Otsuka and Akebia Therapeutics expanded their existing collaboration for U.S. development of the latter’s hypoxia-inducible factor (HIF) stabilizer vadadustat (AKB-6548) to encompass additional territories, including Europe, Canada, China, Russia, Australia, and the Middle East. Vadadustat acts by inhibiting HIF prolyl hydroxylase (HIF-PH), and is undergoing Phase III evaluation as an oral therapy for anemia associated with chronic kidney disease (CKD).
Otsuka and Akebia inked their potentially $1 billion deal for vadadustat in the U.S. in December 2016. Under terms of the expanded collaboration, announced late yesterday, Akebia will receive a $73 million up-front fee, plus at least $135 million in development funding and up to $657 million in milestones. The firm will also potentially earn royalties of up to 30% on net sales of the drug in Otsuka’s designated territories.
Commenting on the deal, John P. Butler, president and CEO at Cambridge, MA-based Akebia, stated, “We now have a single, strong collaborator for the two largest markets, the U.S. and Europe. This simplifies governance and decision making, maximizing the efficiency of our global Phase III development program and ultimately the commercialization of vadadustat. We are able to accomplish this while obtaining substantial funding for our vadadustat development program and retaining significant long-term value for Akebia.”

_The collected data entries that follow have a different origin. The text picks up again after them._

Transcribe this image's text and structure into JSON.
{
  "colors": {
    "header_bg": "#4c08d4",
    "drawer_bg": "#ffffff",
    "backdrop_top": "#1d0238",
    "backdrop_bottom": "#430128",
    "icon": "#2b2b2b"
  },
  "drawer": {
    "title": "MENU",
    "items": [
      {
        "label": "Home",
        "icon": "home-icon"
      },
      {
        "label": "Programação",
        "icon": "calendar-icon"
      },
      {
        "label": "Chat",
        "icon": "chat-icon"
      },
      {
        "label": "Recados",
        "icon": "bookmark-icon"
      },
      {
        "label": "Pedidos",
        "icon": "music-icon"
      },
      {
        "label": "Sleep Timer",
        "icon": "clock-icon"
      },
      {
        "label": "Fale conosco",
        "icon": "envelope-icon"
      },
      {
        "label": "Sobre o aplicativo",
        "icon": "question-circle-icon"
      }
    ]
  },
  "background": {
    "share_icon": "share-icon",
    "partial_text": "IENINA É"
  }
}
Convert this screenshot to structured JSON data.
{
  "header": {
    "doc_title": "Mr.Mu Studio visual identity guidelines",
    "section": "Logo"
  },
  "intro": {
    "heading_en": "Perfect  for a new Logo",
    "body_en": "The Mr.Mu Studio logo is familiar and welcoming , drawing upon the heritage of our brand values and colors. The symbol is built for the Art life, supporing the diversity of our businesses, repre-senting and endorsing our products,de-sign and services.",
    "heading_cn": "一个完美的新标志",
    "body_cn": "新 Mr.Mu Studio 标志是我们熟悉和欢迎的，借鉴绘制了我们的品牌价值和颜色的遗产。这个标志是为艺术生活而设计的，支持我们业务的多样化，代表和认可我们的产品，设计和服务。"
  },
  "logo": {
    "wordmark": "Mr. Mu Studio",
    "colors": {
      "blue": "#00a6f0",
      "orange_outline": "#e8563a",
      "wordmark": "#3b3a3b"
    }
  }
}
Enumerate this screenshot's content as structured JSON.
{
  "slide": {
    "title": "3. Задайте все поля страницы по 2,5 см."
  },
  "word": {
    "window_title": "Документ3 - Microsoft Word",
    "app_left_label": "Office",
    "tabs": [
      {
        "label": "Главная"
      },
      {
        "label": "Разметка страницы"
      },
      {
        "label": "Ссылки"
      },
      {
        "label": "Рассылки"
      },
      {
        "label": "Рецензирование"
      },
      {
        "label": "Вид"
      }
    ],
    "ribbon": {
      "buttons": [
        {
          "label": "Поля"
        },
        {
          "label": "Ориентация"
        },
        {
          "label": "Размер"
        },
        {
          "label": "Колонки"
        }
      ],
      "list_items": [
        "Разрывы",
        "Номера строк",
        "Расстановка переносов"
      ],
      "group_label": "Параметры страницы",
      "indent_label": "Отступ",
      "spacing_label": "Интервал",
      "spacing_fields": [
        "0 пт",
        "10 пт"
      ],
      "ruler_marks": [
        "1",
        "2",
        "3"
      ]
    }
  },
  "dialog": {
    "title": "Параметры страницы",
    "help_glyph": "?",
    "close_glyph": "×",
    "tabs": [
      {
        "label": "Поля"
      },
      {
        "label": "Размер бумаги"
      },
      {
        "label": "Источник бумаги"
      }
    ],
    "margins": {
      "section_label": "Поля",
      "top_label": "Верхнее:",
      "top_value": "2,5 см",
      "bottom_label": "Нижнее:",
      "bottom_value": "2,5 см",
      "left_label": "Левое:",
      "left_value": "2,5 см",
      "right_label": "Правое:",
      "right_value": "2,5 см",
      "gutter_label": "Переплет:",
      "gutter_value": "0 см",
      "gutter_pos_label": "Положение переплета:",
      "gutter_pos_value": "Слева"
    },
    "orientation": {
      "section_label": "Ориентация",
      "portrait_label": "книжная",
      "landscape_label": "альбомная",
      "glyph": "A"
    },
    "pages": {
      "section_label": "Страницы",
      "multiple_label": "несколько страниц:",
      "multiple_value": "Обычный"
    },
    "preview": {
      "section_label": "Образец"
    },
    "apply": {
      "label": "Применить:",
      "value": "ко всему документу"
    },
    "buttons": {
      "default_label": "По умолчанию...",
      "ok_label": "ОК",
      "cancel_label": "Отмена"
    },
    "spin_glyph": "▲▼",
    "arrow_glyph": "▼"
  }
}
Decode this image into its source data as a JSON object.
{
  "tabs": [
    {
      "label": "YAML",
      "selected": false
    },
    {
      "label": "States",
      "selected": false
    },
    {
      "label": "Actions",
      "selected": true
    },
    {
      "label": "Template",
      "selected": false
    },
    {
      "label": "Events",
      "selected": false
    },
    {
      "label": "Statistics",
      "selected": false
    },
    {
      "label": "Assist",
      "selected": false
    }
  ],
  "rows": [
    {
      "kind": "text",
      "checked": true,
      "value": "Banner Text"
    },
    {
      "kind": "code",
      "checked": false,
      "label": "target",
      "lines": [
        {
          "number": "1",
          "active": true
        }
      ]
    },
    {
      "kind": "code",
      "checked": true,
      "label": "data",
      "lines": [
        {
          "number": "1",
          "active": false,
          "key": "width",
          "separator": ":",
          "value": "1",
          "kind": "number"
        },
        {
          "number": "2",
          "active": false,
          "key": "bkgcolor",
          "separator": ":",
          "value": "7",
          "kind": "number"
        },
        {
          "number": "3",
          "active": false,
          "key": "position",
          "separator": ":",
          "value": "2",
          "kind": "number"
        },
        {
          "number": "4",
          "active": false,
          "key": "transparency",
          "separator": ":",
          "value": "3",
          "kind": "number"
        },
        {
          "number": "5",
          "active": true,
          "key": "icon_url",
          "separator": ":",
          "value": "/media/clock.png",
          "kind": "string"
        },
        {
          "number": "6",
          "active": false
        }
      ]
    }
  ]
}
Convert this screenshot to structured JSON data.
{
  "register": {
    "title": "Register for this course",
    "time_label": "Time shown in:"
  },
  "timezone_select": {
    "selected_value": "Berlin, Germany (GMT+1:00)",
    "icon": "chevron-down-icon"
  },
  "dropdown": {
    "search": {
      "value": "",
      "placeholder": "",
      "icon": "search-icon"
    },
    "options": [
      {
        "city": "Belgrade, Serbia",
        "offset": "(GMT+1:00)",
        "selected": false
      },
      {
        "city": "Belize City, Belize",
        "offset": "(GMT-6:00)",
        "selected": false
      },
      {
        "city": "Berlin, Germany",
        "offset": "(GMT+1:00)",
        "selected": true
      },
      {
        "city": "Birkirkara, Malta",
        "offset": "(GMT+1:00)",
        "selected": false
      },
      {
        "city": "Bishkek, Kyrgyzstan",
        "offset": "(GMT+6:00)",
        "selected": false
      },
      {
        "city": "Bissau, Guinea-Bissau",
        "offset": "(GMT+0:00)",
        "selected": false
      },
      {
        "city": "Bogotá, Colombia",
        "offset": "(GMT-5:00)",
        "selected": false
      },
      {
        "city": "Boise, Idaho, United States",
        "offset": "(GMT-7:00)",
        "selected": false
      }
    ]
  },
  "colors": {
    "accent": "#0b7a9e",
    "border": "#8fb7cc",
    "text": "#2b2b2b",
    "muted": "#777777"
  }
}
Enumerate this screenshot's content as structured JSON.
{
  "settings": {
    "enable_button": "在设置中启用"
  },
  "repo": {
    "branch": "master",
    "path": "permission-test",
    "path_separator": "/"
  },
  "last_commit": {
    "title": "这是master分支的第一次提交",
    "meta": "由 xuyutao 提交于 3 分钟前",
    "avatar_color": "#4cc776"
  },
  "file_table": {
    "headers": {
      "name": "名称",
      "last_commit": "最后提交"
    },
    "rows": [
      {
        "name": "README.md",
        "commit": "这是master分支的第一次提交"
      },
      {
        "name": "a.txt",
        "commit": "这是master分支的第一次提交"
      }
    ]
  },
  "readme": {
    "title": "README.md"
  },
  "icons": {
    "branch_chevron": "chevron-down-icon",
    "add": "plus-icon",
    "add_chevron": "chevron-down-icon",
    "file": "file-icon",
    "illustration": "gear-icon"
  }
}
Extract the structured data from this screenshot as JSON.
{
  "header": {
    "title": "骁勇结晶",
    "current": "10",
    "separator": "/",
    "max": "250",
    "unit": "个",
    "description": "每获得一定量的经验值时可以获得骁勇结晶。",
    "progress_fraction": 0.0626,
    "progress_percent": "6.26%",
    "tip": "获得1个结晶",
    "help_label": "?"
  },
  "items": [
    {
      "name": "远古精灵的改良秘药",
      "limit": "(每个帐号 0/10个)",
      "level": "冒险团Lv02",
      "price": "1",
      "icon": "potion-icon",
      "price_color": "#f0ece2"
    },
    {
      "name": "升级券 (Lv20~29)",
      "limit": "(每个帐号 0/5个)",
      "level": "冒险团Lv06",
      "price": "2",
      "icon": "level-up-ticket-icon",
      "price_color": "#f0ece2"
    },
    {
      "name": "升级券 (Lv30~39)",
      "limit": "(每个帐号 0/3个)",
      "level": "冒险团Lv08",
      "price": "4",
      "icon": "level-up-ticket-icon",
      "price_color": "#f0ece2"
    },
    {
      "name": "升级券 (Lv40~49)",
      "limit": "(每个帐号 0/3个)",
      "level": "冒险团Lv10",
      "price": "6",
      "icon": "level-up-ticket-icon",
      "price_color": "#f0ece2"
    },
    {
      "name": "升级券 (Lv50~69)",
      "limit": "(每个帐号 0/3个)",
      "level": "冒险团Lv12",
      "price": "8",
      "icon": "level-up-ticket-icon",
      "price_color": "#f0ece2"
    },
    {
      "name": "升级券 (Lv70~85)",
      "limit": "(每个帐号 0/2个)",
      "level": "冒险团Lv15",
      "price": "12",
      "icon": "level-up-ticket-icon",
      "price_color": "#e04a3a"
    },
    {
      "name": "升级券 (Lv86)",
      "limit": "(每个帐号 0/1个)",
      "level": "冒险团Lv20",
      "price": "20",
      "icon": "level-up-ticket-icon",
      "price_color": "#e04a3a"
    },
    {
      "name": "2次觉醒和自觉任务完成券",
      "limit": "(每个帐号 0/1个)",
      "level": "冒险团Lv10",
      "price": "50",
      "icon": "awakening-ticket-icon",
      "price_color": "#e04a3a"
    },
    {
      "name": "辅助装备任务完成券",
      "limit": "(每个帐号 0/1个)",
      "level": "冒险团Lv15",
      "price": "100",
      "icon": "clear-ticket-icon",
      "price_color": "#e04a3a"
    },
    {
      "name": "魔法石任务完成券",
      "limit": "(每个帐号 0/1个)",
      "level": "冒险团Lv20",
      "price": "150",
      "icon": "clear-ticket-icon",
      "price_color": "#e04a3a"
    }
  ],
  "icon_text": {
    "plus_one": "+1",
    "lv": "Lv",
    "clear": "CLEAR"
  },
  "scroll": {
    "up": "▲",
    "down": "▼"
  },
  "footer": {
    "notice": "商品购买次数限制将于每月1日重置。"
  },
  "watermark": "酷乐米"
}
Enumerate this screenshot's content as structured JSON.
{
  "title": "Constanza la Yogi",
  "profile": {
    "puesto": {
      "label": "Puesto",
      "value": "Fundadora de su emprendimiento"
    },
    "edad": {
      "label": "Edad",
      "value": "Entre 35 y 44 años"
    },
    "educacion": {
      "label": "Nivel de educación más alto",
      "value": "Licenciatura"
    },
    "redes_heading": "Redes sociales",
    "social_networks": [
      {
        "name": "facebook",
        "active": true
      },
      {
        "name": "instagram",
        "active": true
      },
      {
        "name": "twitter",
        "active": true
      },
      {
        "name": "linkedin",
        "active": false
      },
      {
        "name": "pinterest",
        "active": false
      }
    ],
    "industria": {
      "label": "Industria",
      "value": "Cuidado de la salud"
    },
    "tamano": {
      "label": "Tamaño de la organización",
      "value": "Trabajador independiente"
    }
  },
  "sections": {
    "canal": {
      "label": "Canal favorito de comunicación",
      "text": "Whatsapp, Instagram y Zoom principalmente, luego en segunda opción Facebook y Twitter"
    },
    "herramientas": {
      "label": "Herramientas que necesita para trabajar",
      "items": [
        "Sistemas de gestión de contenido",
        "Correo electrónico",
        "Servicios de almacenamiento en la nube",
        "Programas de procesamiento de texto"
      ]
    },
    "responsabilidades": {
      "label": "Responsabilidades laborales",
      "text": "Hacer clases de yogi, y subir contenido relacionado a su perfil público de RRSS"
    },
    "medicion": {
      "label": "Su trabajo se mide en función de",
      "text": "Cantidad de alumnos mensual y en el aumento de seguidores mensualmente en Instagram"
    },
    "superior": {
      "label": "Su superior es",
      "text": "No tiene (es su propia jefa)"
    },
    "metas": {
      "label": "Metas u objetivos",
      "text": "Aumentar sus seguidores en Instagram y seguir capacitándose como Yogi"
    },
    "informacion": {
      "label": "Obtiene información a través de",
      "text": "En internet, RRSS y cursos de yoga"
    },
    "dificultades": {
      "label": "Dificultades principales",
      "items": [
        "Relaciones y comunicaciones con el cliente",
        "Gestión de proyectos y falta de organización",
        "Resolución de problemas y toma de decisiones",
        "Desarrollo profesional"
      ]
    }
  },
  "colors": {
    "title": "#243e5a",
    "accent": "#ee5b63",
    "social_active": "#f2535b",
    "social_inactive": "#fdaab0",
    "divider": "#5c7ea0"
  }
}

In December 2015, Akebia and Mitsubishi Tanabe agreed a potentially $390 million deal to develop and commercialize vadadustat in Japan, Taiwan, South Korea, Indonesia, India, and other Asian countries. The financial arrangements included a $100 million investment by Mitsubishi into the global Phase III program for the drug.
Vadadustat is being evaluated in two Phase III programs in patients with anemia secondary to chronic kidney disease. The PRO2TECT™ trials involve nondialysis patients, and the INNO2VATE™ program includes dialysis-dependent patients.
In February, Akebia negotiated a research and license deal with Janssen Pharmaceutica for the latter’s portfolio of novel HIF-PF–targeting compounds.